Now that the war is over, people can travel freely down highways devoid of gunfire, roadside bombs and attempts at extortion. The terrifying drone of warplanes overhead is long gone. But for many, the holiday served as a reminder of the dissonance between the promise of peace many Afghans had imagined and the realities of the end of the war
KABUL, Afghanistan — Thousands of Afghans had piled into buses and set out down the country’s once-perilous highways bound for relatives they had not seen in years.
Afghanistan’s only national park was filled with tourists who had only dreamed of traveling to its intensely blue lakes and jagged mountains when fighting raged across the country.
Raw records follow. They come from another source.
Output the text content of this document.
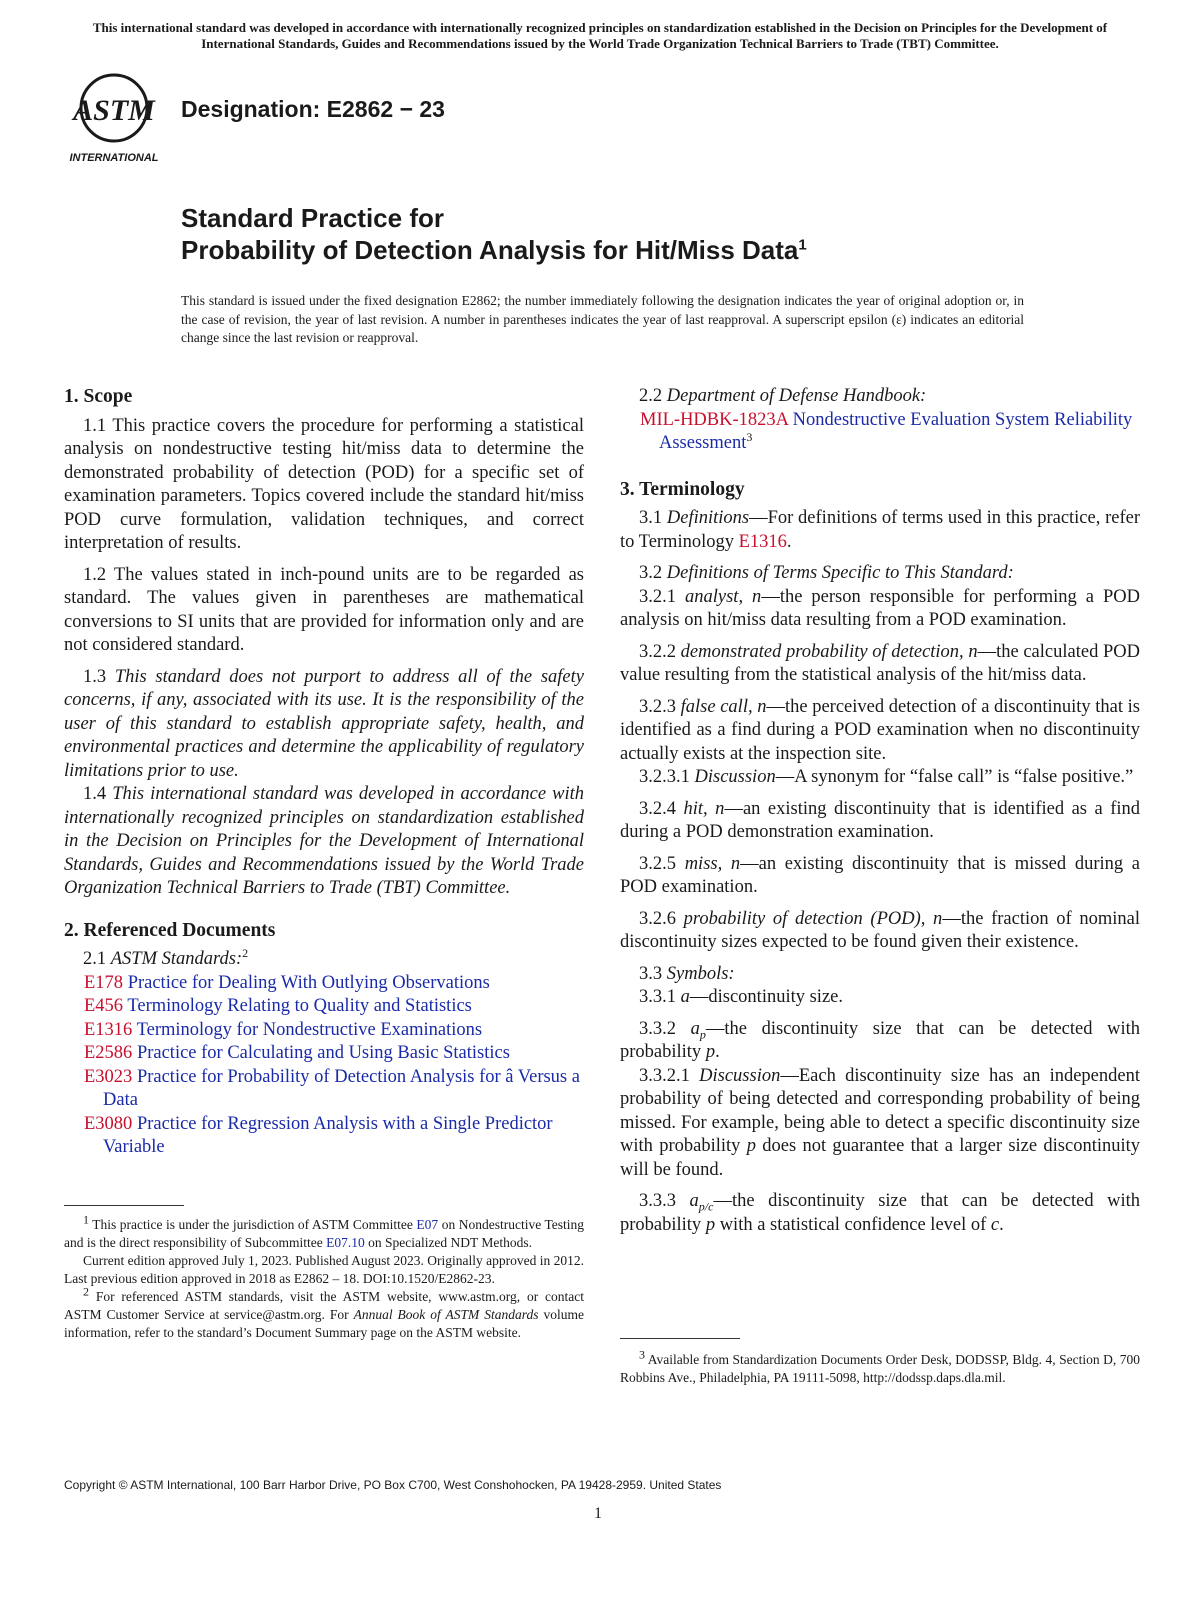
This international standard was developed in accordance with internationally recognized principles on standardization established in the Decision on Principles for the Development of International Standards, Guides and Recommendations issued by the World Trade Organization Technical Barriers to Trade (TBT) Committee.
ASTM
INTERNATIONAL
Designation: E2862 − 23
Standard Practice for
Probability of Detection Analysis for Hit/Miss Data$^1$
This standard is issued under the fixed designation E2862; the number immediately following the designation indicates the year of original adoption or, in the case of revision, the year of last revision. A number in parentheses indicates the year of last reapproval. A superscript epsilon (ε) indicates an editorial change since the last revision or reapproval.
1. Scope

1.1 This practice covers the procedure for performing a statistical analysis on nondestructive testing hit/miss data to determine the demonstrated probability of detection (POD) for a specific set of examination parameters. Topics covered include the standard hit/miss POD curve formulation, validation techniques, and correct interpretation of results.

1.2 The values stated in inch-pound units are to be regarded as standard. The values given in parentheses are mathematical conversions to SI units that are provided for information only and are not considered standard.

1.3 This standard does not purport to address all of the safety concerns, if any, associated with its use. It is the responsibility of the user of this standard to establish appropriate safety, health, and environmental practices and determine the applicability of regulatory limitations prior to use.

1.4 This international standard was developed in accordance with internationally recognized principles on standardization established in the Decision on Principles for the Development of International Standards, Guides and Recommendations issued by the World Trade Organization Technical Barriers to Trade (TBT) Committee.

2. Referenced Documents

2.1 ASTM Standards:$^2$

E178 Practice for Dealing With Outlying Observations
E456 Terminology Relating to Quality and Statistics
E1316 Terminology for Nondestructive Examinations
E2586 Practice for Calculating and Using Basic Statistics
E3023 Practice for Probability of Detection Analysis for â Versus a Data
E3080 Practice for Regression Analysis with a Single Predictor Variable

$^1$ This practice is under the jurisdiction of ASTM Committee E07 on Nondestructive Testing and is the direct responsibility of Subcommittee E07.10 on Specialized NDT Methods.

Current edition approved July 1, 2023. Published August 2023. Originally approved in 2012. Last previous edition approved in 2018 as E2862 – 18. DOI:10.1520/E2862-23.

$^2$ For referenced ASTM standards, visit the ASTM website, www.astm.org, or contact ASTM Customer Service at service@astm.org. For Annual Book of ASTM Standards volume information, refer to the standard’s Document Summary page on the ASTM website.

2.2 Department of Defense Handbook:

MIL-HDBK-1823A Nondestructive Evaluation System Reliability Assessment$^3$
3. Terminology

3.1 Definitions—For definitions of terms used in this practice, refer to Terminology E1316.

3.2 Definitions of Terms Specific to This Standard:

3.2.1 analyst, n—the person responsible for performing a POD analysis on hit/miss data resulting from a POD examination.

3.2.2 demonstrated probability of detection, n—the calculated POD value resulting from the statistical analysis of the hit/miss data.

3.2.3 false call, n—the perceived detection of a discontinuity that is identified as a find during a POD examination when no discontinuity actually exists at the inspection site.

3.2.3.1 Discussion—A synonym for “false call” is “false positive.”

3.2.4 hit, n—an existing discontinuity that is identified as a find during a POD demonstration examination.

3.2.5 miss, n—an existing discontinuity that is missed during a POD examination.

3.2.6 probability of detection (POD), n—the fraction of nominal discontinuity sizes expected to be found given their existence.

3.3 Symbols:

3.3.1 a—discontinuity size.

3.3.2 $a_p—the$ discontinuity size that can be detected with probability p.

3.3.2.1 Discussion—Each discontinuity size has an independent probability of being detected and corresponding probability of being missed. For example, being able to detect a specific discontinuity size with probability p does not guarantee that a larger size discontinuity will be found.

3.3.3 $a_{p/c}—the$ discontinuity size that can be detected with probability p with a statistical confidence level of c.

$^3$ Available from Standardization Documents Order Desk, DODSSP, Bldg. 4, Section D, 700 Robbins Ave., Philadelphia, PA 19111-5098, http://dodssp.daps.dla.mil.

Copyright © ASTM International, 100 Barr Harbor Drive, PO Box C700, West Conshohocken, PA 19428-2959. United States
1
And Zulhijjah Mirzadah, a mother of five, packed a small picnic of dried fruit, gathered her family in a minibus and wove for two hours through the congested streets of the capital, Kabul, to a bustling amusement park.
From the entrance, she could hear the low whoosh of a roller coaster and the chorus of joyous screams from Afghans inside celebrating Eid al-Fitr, the holiday marking the end of the holy month of Ramadan. But she could not go further. Women, she was told at the gate, were barred by the Taliban from entering the park on Eid.
“We’re facing economic problems; things are expensive; we can’t find work; our daughters can’t go to school — but we hoped to have a picnic in the park today,” said Mirzadah, 25.